Comment 28 Elad Alfassa 2014-09-10 14:08:55 UTC

(In reply to Laine Stump from comment #25)
> so it seems that nobody has actually removed libvirt-daemon-config-network from their list of packages.


libvirt-deamon-config-network is a gnome-boxes dependency so it will be installed by default (at least on Workstation)  - it is required for bridged networking which works much better than usermode networking. People running Workstation on real hardware should be able to enjoy fast networking in their VM without having to install extra packages.

Comment 29 Laine Stump 2014-09-10 14:39:03 UTC

(In reply to Daniel Berrange from comment #27)
> We've thought of doing that before, but one of the limitations of that is
> that it does not help pre-built cloud images, since the place you are
> building those is not the same as the place you are deploying them.

Ugh. Right.

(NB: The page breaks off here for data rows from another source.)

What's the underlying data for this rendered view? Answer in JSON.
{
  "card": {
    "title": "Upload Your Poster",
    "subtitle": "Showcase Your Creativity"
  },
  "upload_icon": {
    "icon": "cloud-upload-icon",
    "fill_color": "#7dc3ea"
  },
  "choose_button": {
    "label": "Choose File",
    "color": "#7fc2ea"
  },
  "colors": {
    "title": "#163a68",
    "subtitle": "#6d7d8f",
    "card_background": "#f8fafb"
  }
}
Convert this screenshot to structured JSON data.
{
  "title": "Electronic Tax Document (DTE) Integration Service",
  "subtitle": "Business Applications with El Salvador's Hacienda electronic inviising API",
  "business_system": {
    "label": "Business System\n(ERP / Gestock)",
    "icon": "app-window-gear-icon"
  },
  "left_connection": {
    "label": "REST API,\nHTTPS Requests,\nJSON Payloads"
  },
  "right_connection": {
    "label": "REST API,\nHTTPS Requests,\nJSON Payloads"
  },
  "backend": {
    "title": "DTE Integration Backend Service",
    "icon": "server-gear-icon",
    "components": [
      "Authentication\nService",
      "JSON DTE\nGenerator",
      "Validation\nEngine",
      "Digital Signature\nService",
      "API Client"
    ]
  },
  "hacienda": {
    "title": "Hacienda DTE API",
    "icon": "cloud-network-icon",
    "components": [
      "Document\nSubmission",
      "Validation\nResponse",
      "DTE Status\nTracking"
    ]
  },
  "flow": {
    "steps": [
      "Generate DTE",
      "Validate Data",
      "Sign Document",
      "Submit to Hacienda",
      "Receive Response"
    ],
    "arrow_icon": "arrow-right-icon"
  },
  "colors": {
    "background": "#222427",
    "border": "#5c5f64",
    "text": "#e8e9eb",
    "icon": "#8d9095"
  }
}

I would hope that someone creating a pre-built cloud image would take the time to do more tweaking to the image though, perhaps manually forcing the address to something different.

And in the meantime, although what I'm suggesting doesn't fix the problem for pre-built cloud images, I don't think it would *hurt* anything in that case, would it? So in the end it wouldn't fix the problem for everyone, but could fix it for many of them.

(In reply to Elad Alfassa from comment #28)
> libvirt-deamon-config-network is a gnome-boxes dependency so it will be
> installed by default (at least on Workstation)  - it is required for bridged
> networking which works much better than usermode networking. People running
> Workstation on real hardware should be able to enjoy fast networking in
> their VM without having to install extra packages.

So you're saying that gnome-boxes is installed by default on Fedora Workstation, correct?

This is a good example of why the idea of "don't install the default network config package" wasn't a generally useful solution.

Comment 30 Elad Alfassa 2014-09-10 14:40:26 UTC

(In reply to Laine Stump from comment #29)
> So you're saying that gnome-boxes is installed by default on Fedora
> Workstation, correct?

Indeed.

Comment 31 Daniel Berrangé 2014-09-10 14:56:33 UTC

(In reply to Laine Stump from comment #29)
> (In reply to Elad Alfassa from comment #28)
> > libvirt-deamon-config-network is a gnome-boxes dependency so it will be
> > installed by default (at least on Workstation)  - it is required for bridged
> > networking which works much better than usermode networking. People running
> > Workstation on real hardware should be able to enjoy fast networking in
> > their VM without having to install extra packages.
> 
> So you're saying that gnome-boxes is installed by default on Fedora
> Workstation, correct?
> 
> This is a good example of why the idea of "don't install the default network
> config package" wasn't a generally useful solution.

It is certainly useful from the POV or OpenStack or oVirt, both of which have deployment approaches that avoid pulling in the default network.  Fedora Workstation isn't the only usage scenario we need to care about.

Comment 32 Laine Stump 2014-09-10 15:08:30 UTC

Definitely. It wasn't my intent to imply that it isn't useful for anybody (although I guess my statement can be parsed that way), just that it doesn't solve the problem for *everybody* :-)

Comment 33 Adam Williamson 2014-09-10 16:05:11 UTC

Sounds workable, but then we would need to have libvirt up (with the default network running) on the box running live composes, I believe, in order to fix the live image case.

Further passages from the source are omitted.